Il a récidivé l'hiver dernier, en ouvrant, à Fossambault-sur-le-Lac, près de Québec, une auberge avec de nouveaux associés.

De toute évidence, ces derniers n'avaient jamais entendu parler de lui.

Voici leur histoire.

D'abord, il y a un jeune homme que Jean Hébert engage comme cuisinier pour «son» auberge.

Il lui laisse miroiter qu'en investissant 10 000 $, il pourra devenir son associé et détenir 40 000 $ d'actions.

Le jeune homme perd son investissement : les actions ne valent rien.

Ensuite, il y a un retraité qui a été attiré par une annonce dans les journaux.



L'hôtellerie l'intéresse : il investit 50 000 $ de son fonds de retraite dans l'établissement.

Selon lui, la somme devait être investie en capital-actions dans une compagnie.


La surprise de taille

Moins de 20 jours après la transaction, le retraité découvre que Jean Hébert n'est pas propriétaire mais locataire de la dite auberge.

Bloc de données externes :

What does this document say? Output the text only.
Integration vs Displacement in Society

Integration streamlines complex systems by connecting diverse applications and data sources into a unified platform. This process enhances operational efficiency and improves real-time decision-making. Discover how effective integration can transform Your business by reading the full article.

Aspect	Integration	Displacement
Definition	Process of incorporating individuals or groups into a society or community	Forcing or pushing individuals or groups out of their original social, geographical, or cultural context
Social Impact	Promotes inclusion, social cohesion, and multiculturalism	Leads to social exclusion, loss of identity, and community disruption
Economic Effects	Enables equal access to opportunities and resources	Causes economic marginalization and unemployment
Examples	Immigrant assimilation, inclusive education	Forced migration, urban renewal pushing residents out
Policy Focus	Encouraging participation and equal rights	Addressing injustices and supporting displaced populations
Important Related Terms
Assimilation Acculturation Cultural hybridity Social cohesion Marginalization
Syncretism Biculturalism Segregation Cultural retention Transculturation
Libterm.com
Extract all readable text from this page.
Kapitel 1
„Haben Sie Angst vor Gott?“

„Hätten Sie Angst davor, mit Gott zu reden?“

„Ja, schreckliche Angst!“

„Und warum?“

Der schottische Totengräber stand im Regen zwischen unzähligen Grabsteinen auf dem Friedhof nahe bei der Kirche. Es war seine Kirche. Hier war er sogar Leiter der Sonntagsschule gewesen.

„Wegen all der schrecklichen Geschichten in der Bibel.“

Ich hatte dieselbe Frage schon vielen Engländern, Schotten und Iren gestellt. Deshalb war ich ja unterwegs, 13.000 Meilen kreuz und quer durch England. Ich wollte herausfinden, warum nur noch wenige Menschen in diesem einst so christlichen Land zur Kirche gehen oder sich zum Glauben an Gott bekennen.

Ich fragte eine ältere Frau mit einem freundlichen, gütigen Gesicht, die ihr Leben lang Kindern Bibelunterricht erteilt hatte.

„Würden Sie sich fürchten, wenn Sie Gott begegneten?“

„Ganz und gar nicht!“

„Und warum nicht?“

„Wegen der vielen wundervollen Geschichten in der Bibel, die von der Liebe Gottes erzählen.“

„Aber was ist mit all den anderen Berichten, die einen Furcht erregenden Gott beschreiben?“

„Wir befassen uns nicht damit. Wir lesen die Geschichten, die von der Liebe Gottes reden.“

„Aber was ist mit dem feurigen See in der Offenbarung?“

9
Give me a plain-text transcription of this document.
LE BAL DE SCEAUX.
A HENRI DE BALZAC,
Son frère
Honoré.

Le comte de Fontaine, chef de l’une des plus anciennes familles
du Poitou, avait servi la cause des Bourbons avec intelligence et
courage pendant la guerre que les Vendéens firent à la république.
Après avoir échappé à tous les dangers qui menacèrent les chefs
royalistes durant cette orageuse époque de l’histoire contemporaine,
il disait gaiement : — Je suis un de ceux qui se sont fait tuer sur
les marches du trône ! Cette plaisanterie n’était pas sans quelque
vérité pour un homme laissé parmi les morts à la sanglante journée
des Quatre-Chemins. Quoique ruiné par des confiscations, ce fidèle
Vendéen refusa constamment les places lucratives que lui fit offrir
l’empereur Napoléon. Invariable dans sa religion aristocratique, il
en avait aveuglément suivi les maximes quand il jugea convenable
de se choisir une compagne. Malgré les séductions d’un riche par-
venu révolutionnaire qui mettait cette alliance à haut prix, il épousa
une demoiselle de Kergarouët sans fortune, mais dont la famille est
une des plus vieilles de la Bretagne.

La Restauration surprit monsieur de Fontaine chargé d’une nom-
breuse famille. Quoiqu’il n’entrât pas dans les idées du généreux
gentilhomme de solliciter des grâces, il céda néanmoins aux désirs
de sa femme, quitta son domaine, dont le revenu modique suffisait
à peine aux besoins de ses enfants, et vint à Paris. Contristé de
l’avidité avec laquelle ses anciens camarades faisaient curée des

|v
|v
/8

Car l'homme d'affaires a signé avec le véritable propriétaire des lieux un bail de location, assorti d'une promesse d'achat de l'immeuble.

Or, comme il n'était pas libéré d'une faillite, Jean Hébert ne pouvait signer de bail ni de promesse d'achat.


L'homme de paille

Il a fait appel à un homme de paille, qui a signé le bail.

Seulement, toutes les négociations ont été menées entre le propriétaire et Jean Hébert.

Ce dernier nomme son homme de paille administrateur, président et actionnaire majoritaire de l'auberge, puis lui soutire d'importantes sommes d'argent.

La Facture ne peut préciser le rôle joué par l'homme de paille dans cette fraude.

Ce qui est certain, c'est qu'il a déclaré une faillite de 311 000 $.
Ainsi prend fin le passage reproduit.